Foi a segunda vez que um Orçamento de Estado chumbou no parlamento em 47 anos de democracia, mas a primeira em que a rejeição dará, como já antecipou o Presidente da República, origem à dissolução da Assembleia da República.

Desde o 25 de Abril de 1974, os presidentes da República usaram várias vezes o seu máximo poder – que ficou conhecido como “bomba atómica” – para dissolver o parlamento e convocar eleições antecipadas, mas nunca o motivo foi a rejeição do Orçamento de Estado.

O primeiro e único chumbo de um orçamento no Portugal democrático ocorreu em 1978, quando Portugal estava sob resgate do Fundo Monetário Internacional e a cumprir um programa de austeridade, situação que se viria a repetir em 1983 e 2011. E o motivo da rejeição no parlamento foi o corte do subsídio de Natal.

O primeiro-ministro era o social-democrata Carlos Mota Pinto, que liderava um Governo de iniciativa presidencial de Ramalho Eanes, e o vice-primeiro-ministro e ministro das Finanças era Manuel Jacinto Nunes, a quem coube a tarefa de elaborar o Orçamento do Estado para 1979.

Em entrevista à agência Lusa, em 2011, numa altura em que Portugal voltou a negociar um programa de austeridade com a troika, Jacinto Nunes disse que o executivo teve então grande liberdade para escolher o caminho para pôr na ordem as finanças públicas.

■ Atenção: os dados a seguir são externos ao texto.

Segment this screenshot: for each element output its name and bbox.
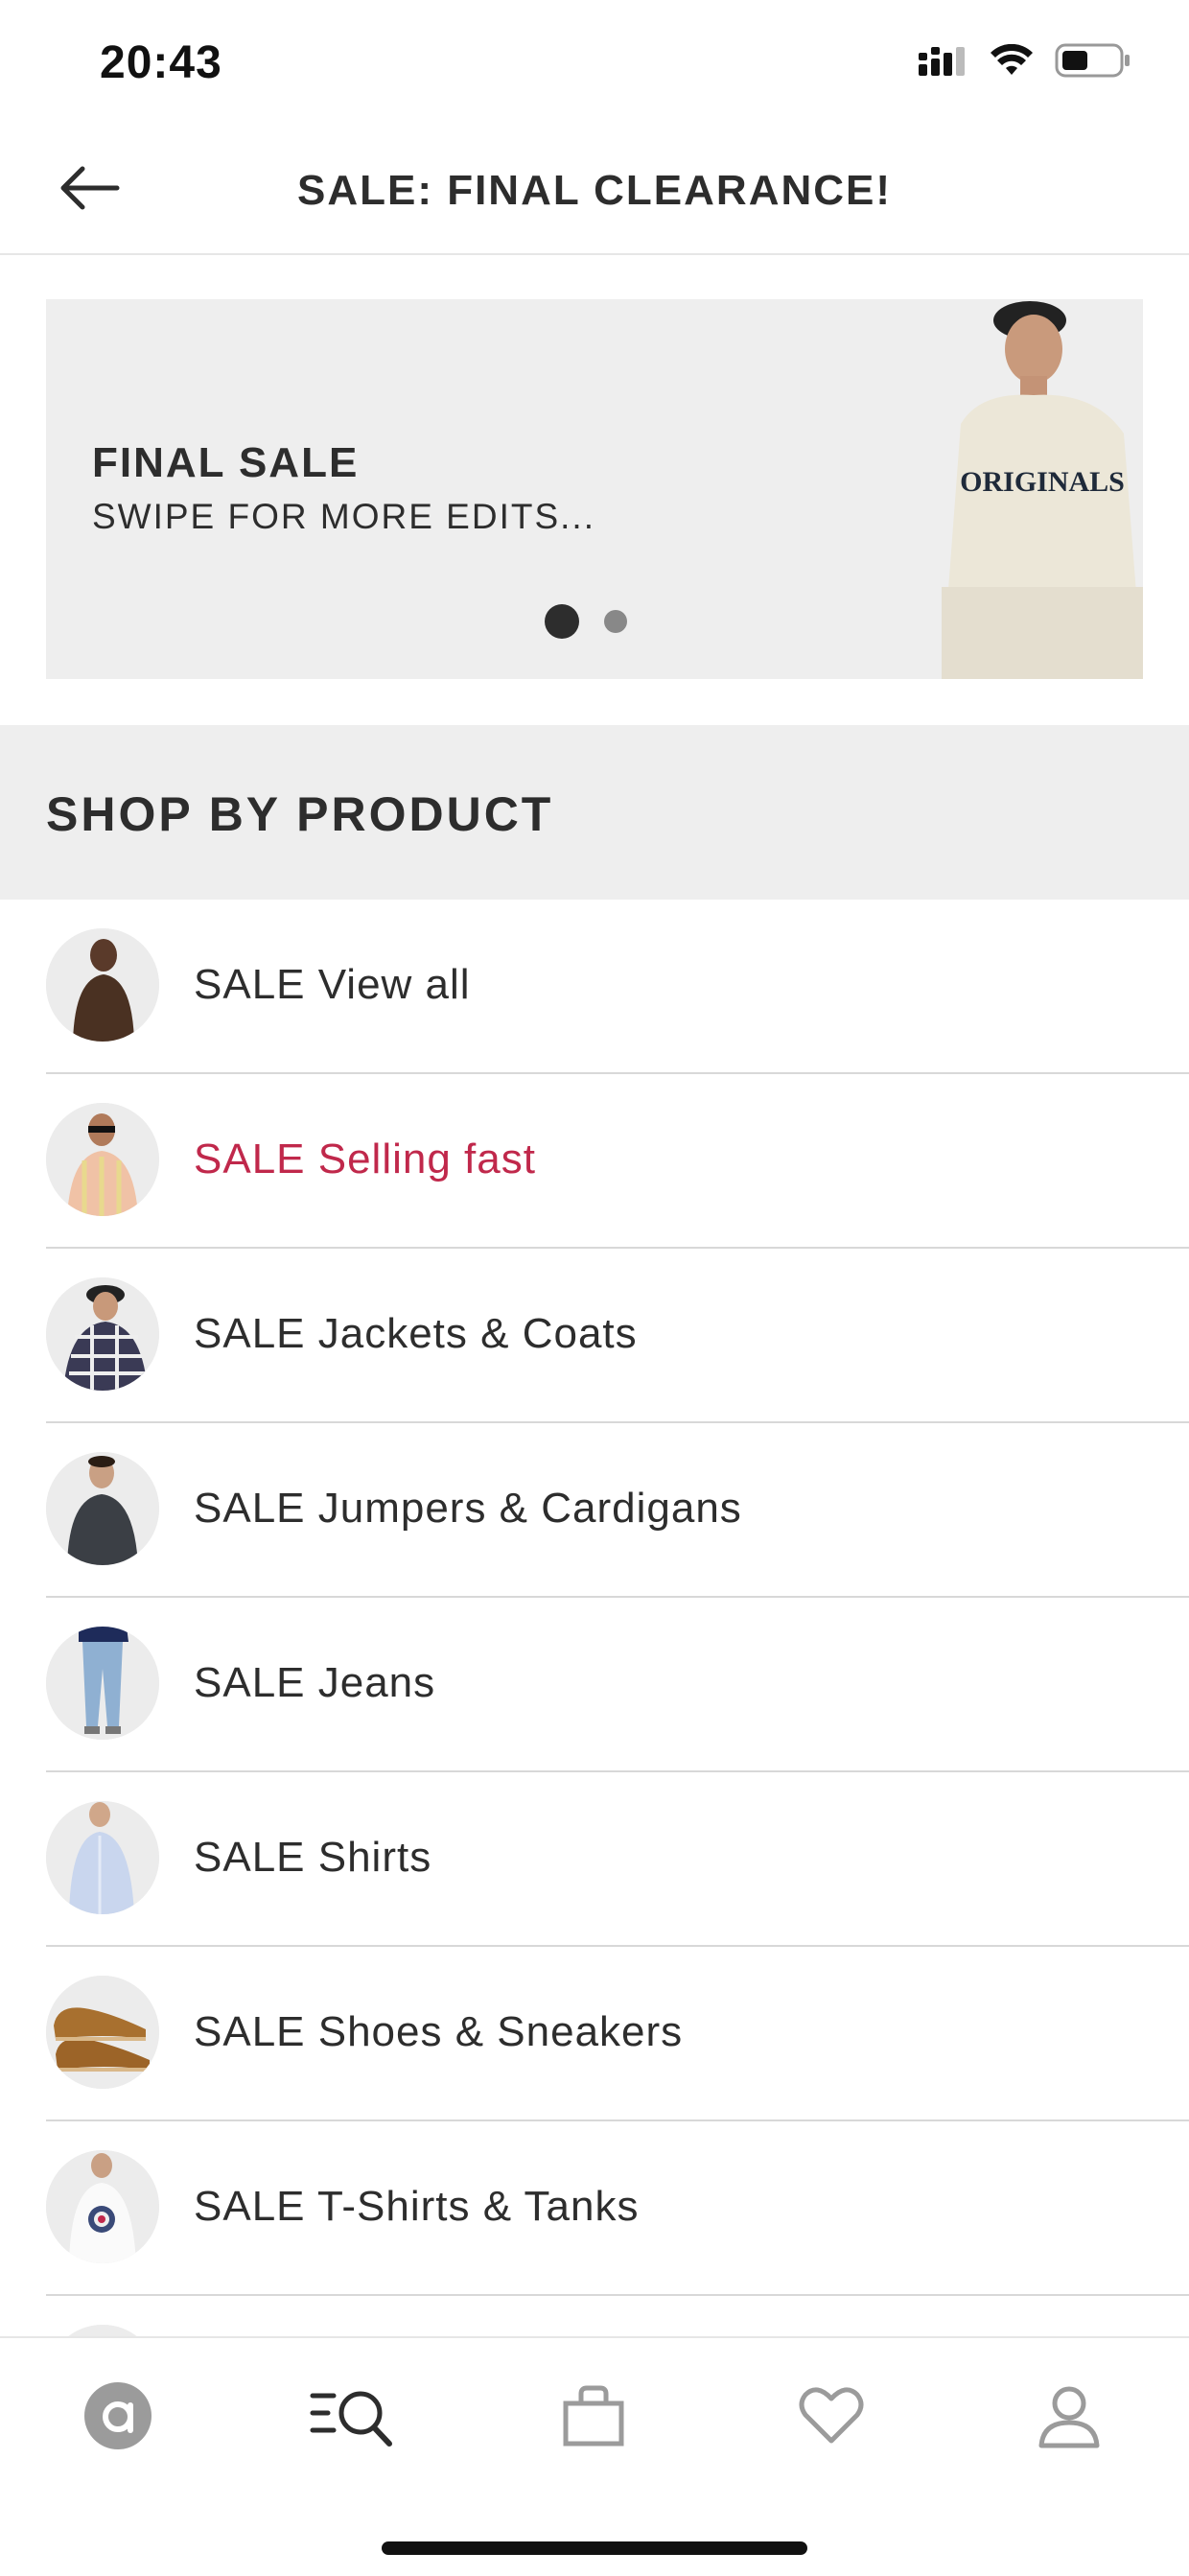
list-item-label: SALE Shoes & Sneakers — [194, 2008, 684, 2055]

“Foi feito de forma bastante independente do FMI, mas nós tínhamos a consciência de que tínhamos de fazer um orçamento bastante restritivo. Tínhamos um enquadramento geral feito pelo FMI, mas não tivemos contactos com o Fundo para receber quaisquer sugestões. Mas as medidas de restrição que o orçamento envolvia foram fundamentalmente da nossa iniciativa”, afirmou.

Jacinto Nunes recordou que “havia bastante contestação”, tanto “na rua como na política”. “Era um Governo sem apoio partidário, nenhum partido nos apoiava diretamente”, sublinhou, lembrando-se de estar nos Passos Perdidos da Assembleia da República a tentar convencer Francisco Sá Carneiro, então líder do PSD, a levar o partido aprovar o orçamento.

Após o chumbo do orçamento ainda pensou em demitir-se, mas receou que tal passasse a mensagem de que tinha ambições políticas. Como não era o caso, foi fazer um segundo orçamento, que o parlamento aprovou com alterações, agora sem os cortes no subsídio de Natal e com outras mudanças. O Governo demitiu-se a seguir.

O OE de então propunha, entre outras medidas, uma descida dos salários reais, ou seja, aumentos abaixo dos cerca de 25% de inflação que o Governo previa para 1979, bem como, e esta era a medida mais polémica, o pagamento de metade dos subsídios de Natal em títulos de dívida pública. E tal foi a controvérsia que o parlamento chumbou o OE.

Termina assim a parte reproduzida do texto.